Motorists' responses to a survey conducted by Startline Motor Finance suggests there is “overwhelming public backing” for an extension of the first MOT test from three years to four.
But suppliers from the automotive aftersales sector have continued to highlight the road safety risk and potential impact on aftersales providers in introducing the potential shift, which is currently the subject of a consultation being run by the Department for Transport (DfT).
According to responses from 305 motorists in the survey carried out for Startline by APD Global Research, 71% believe modern cars remain safe up to four years old without being tested.
Reducing costs does not seem to be a major motivation, even in the midst of the current cost-of-living crisis, however. Just 36% said it would lead to savings for motorists.
Startline Motor Finance chief executive Paul Burgess said: “There’s clearly overwhelming public backing for this move, according to our findings.
“This puts the public very much at odds with the motor industry, which generally believes that a three-year MOT is essential and has been very vocal in criticising the idea.”
Research published by the Institute of the Motor Industry (IMI) this week insisted that the motor industry was “unanimous” in voicing fears over road safety if first MOT date extended.
“We received a resounding confirmation – 87% – from our members that the first MOT should not be extended due to increased road safety risk”, asserted Hayley Pells, policy manager at the IMI.

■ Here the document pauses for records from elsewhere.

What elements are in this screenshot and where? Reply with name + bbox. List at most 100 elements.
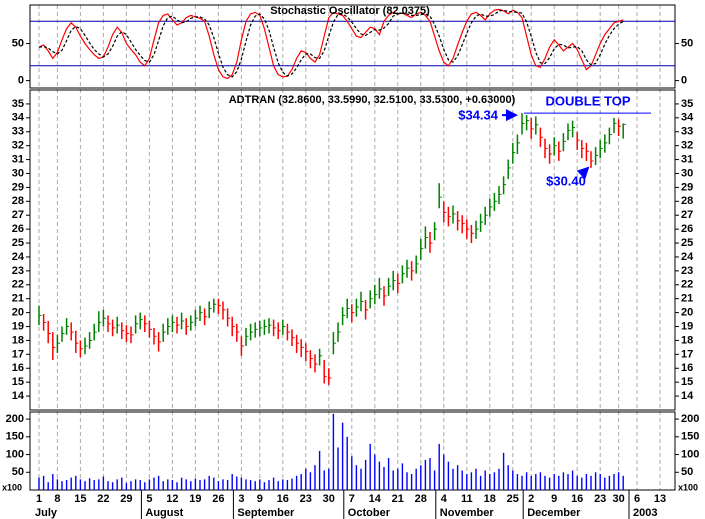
y-tick-label: 27 — [681, 209, 693, 221]
x-tick-label: 2 — [528, 493, 534, 505]
panel-frame — [29, 4, 676, 89]
y-tick-label: 21 — [681, 293, 693, 305]
y-tick-label: 35 — [681, 98, 693, 110]
x-tick-label: 7 — [349, 493, 355, 505]
y-tick-label: 22 — [681, 279, 693, 291]
y-tick-label: 35 — [12, 98, 24, 110]
x-tick-label: 30 — [612, 493, 624, 505]
y-tick-label: 19 — [12, 320, 24, 332]
y-tick-label: 25 — [12, 237, 24, 249]
y-tick-label: 150 — [6, 431, 24, 443]
x-tick-label: 12 — [166, 493, 178, 505]
x-tick-label: 21 — [392, 493, 404, 505]
stochastic-line — [38, 8, 624, 80]
unit-label: x100 — [2, 482, 22, 492]
y-tick-label: 31 — [681, 153, 693, 165]
y-tick-label: 32 — [681, 140, 693, 152]
month-label: September — [237, 507, 295, 519]
y-tick-label: 50 — [12, 37, 24, 49]
y-tick-label: 28 — [681, 195, 693, 207]
x-tick-label: 29 — [120, 493, 132, 505]
x-tick-label: 28 — [415, 493, 427, 505]
y-tick-label: 28 — [12, 195, 24, 207]
y-tick-label: 200 — [6, 413, 24, 425]
y-tick-label: 100 — [6, 448, 24, 460]
month-label: July — [35, 507, 58, 519]
y-tick-label: 33 — [12, 126, 24, 138]
x-tick-label: 22 — [97, 493, 109, 505]
x-tick-label: 11 — [461, 493, 473, 505]
y-tick-label: 20 — [12, 307, 24, 319]
y-tick-label: 17 — [681, 348, 693, 360]
y-tick-label: 15 — [681, 376, 693, 388]
x-tick-label: 5 — [146, 493, 152, 505]
stochastic-line — [38, 9, 624, 78]
y-tick-label: 30 — [681, 167, 693, 179]
y-tick-label: 34 — [681, 112, 694, 124]
y-tick-label: 18 — [681, 334, 693, 346]
panel-frame — [29, 89, 676, 411]
x-tick-label: 16 — [277, 493, 289, 505]
x-tick-label: 30 — [323, 493, 335, 505]
chart-title: ADTRAN (32.8600, 33.5990, 32.5100, 33.53… — [229, 94, 516, 106]
x-tick-label: 1 — [36, 493, 42, 505]
panel-frame — [29, 411, 676, 491]
chart-title: Stochastic Oscillator (82.0375) — [270, 5, 430, 17]
x-tick-label: 9 — [551, 493, 557, 505]
y-tick-label: 50 — [681, 466, 693, 478]
x-tick-label: 23 — [594, 493, 606, 505]
x-tick-label: 13 — [654, 493, 666, 505]
y-tick-label: 16 — [12, 362, 24, 374]
y-tick-label: 15 — [12, 376, 24, 388]
y-tick-label: 21 — [12, 293, 24, 305]
x-tick-label: 9 — [257, 493, 263, 505]
y-tick-label: 30 — [12, 167, 24, 179]
arrow — [576, 166, 590, 180]
month-label: October — [348, 507, 391, 519]
y-tick-label: 22 — [12, 279, 24, 291]
y-tick-label: 33 — [681, 126, 693, 138]
x-tick-label: 6 — [634, 493, 640, 505]
month-label: 2003 — [633, 507, 657, 519]
y-tick-label: 23 — [12, 265, 24, 277]
annotation: DOUBLE TOP — [546, 94, 631, 109]
x-tick-label: 8 — [54, 493, 60, 505]
y-tick-label: 50 — [681, 37, 693, 49]
y-tick-label: 20 — [681, 307, 693, 319]
month-label: November — [440, 507, 495, 519]
x-tick-label: 15 — [74, 493, 86, 505]
y-tick-label: 29 — [681, 181, 693, 193]
y-tick-label: 100 — [681, 448, 699, 460]
y-tick-label: 16 — [681, 362, 693, 374]
month-label: August — [145, 507, 183, 519]
y-tick-label: 0 — [18, 74, 24, 86]
y-tick-label: 150 — [681, 431, 699, 443]
y-tick-label: 24 — [681, 251, 694, 263]
y-tick-label: 50 — [12, 466, 24, 478]
x-tick-label: 3 — [238, 493, 244, 505]
y-tick-label: 14 — [681, 390, 694, 402]
y-tick-label: 34 — [12, 112, 25, 124]
y-tick-label: 17 — [12, 348, 24, 360]
y-tick-label: 27 — [12, 209, 24, 221]
x-tick-label: 23 — [300, 493, 312, 505]
y-tick-label: 200 — [681, 413, 699, 425]
y-tick-label: 23 — [681, 265, 693, 277]
x-tick-label: 18 — [484, 493, 496, 505]
month-label: December — [527, 507, 581, 519]
y-tick-label: 19 — [681, 320, 693, 332]
unit-label: x100 — [678, 482, 698, 492]
y-tick-label: 25 — [681, 237, 693, 249]
y-tick-label: 14 — [12, 390, 25, 402]
y-tick-label: 24 — [12, 251, 25, 263]
x-tick-label: 4 — [441, 493, 448, 505]
y-tick-label: 0 — [681, 74, 687, 86]
y-tick-label: 18 — [12, 334, 24, 346]
y-tick-label: 29 — [12, 181, 24, 193]
y-tick-label: 32 — [12, 140, 24, 152]
y-tick-label: 26 — [681, 223, 693, 235]
y-tick-label: 31 — [12, 153, 24, 165]
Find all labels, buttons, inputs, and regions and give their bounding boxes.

“And whilst only 51% of motorists we surveyed felt the same, we believe there is sufficient weight of evidence to give the Department for Transport a very clear indication that any change to the start date would be detrimental for all road users.”
The IMI member research also highlighted the potential economic risks of a change to the MOT start date with 88% of automotive aftersales businesses stating that extending the date of the first MOT would have an impact on garage income.
Almost two-thirds (60%) said a potential fall in MOT business will negatively impact the volume of service work to their garage.
Pells added: “Whilst one-in-five respondents who run MOTs from their business believe it is fair to assume that any fall in the number of MOTs will free up garage staff and allow them to complete other tasks, the reality is that, for nearly two thirds, a quarter of their income is dependent on doing MOTs.
“The wider economic risks of any change cannot, therefore, be ignored.”
Startline Motor Finance’s data suggests that consumers are less anxious about the potential shift, however.
Burgess said it appeared drivers have “a high degree of confidence in the ability of modern cars to resist any kind of treatment”, believing that major faults are unlikely to arise by extending the test for a year.
But he added: “While many cars fly through their three-year MOT test and are still very much in a roadworthy condition when they pass the four-year mark, others don’t.
“You can talk to almost any motor mechanic and hear horror stories about what they have found when they have put cars up on the ramp for their first MOT – from failed suspension parts to tyres with literally no tread.
“It’s worth remembering that many cars of this age, especially those used on business, have covered a substantial number of miles.”